E dopo? Non è forse questa la brama del sapere del teologo e dello scrittore? Stando alla metafora di base, sarebbe il tentativo di vedere il «volto» di Dio che in verità non è del tutto proibito, come a prima vista appariva nel passo biblico sopra citato. Infatti, poche righe prima – senza temere la contraddizione – lo stesso autore sacro affermava: «Il Signore parlava con Mosè faccia a faccia come uno parla col proprio amico» (Esodo 33,11). Eccoci, allora, strattonati proprio verso quelli che un tempo si chiamavano i «Novissimi», cioè il giudizio, l’inferno e il paradiso. La sobrietà qui è d’obbligo, come lo è il saper «custodire castamente la frontiera» del mistero, per usare un’espressione di Schelling.
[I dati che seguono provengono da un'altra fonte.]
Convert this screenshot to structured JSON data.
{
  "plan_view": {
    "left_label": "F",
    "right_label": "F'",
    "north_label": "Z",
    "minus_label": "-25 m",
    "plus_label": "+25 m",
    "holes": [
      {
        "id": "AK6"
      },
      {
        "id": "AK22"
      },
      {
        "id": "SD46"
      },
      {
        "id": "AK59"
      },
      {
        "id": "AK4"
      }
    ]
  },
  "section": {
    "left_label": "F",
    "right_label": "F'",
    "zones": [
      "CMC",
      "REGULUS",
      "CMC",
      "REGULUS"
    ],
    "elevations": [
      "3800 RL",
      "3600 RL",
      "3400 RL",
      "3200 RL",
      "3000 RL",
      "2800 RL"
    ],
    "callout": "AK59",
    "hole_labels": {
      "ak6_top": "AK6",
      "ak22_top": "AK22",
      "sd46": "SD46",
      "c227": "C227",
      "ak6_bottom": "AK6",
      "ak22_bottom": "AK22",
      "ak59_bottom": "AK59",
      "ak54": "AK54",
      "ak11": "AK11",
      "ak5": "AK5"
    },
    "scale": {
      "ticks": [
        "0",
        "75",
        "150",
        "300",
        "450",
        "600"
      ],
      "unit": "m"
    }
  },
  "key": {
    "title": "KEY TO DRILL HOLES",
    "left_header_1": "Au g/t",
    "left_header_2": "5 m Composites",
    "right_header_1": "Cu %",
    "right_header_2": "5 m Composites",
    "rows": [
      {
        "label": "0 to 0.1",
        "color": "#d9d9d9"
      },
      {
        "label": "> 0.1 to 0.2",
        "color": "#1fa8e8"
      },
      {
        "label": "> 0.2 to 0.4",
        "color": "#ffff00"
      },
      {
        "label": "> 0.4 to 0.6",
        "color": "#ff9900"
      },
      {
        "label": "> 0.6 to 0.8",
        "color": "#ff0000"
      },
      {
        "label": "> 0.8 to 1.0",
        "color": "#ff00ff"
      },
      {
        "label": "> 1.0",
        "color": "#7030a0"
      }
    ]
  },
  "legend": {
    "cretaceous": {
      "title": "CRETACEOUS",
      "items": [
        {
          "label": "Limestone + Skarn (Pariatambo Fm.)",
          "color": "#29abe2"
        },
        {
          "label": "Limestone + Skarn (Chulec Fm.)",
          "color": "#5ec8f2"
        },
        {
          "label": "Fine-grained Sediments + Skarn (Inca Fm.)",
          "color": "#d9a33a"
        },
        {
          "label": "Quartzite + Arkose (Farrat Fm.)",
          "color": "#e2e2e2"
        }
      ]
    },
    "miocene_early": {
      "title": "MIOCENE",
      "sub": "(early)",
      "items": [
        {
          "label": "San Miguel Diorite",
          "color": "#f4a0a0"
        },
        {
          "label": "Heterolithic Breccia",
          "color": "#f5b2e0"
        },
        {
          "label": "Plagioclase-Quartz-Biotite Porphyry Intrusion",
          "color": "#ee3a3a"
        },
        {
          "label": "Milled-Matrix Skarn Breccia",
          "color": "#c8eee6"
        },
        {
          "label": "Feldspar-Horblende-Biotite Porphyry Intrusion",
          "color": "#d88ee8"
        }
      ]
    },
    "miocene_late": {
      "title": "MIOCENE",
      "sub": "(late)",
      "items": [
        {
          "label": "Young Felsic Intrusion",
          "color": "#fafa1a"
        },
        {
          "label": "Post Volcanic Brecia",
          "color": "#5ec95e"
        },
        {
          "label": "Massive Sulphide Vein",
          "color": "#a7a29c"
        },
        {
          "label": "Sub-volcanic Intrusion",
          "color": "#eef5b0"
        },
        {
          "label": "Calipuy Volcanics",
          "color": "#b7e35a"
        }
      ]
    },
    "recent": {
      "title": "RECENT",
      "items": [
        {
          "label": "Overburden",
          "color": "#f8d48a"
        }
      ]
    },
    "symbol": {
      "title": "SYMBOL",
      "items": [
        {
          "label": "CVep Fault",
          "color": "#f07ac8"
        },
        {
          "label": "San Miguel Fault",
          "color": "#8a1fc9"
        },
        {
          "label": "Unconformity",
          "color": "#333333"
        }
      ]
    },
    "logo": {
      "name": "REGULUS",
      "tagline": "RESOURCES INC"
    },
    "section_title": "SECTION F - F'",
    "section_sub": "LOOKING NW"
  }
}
Eppure la letteratura, come la teologia, ha cercato ripetutamente di puntare il suo faro anche all’interno di queste sfere, soprattutto in quella infernale oscura, più che in quella solare paradisiaca. In quest’ultima si trovavano più a loro agio i teologi: ad esempio, il gesuita tedesco Jeremias Drexel nel 1609 a Lione era stato capace di riempire ben 640 pagine per dipingere il suo Tableau des joyes du paradis, così da far venire l’acquolina (celestiale) in bocca anche al più renitente peccatore. In realtà, i ritratti letterari più intensi ed estesi Brancato li scopre nell’inferno: da quello “disperato” del Doktor Faustus di Mann o dei romanzi di Bernanos a quello “im-personale” dell’incomunicabilità o dell’amore che muore di Kafka o Dostoevskij, così come impressionante è il paesaggio desertico di DeLillo sul quale si affaccia un sole spento, per rimandare a Cormac McCarthy (il pensiero va a Il buio fuori).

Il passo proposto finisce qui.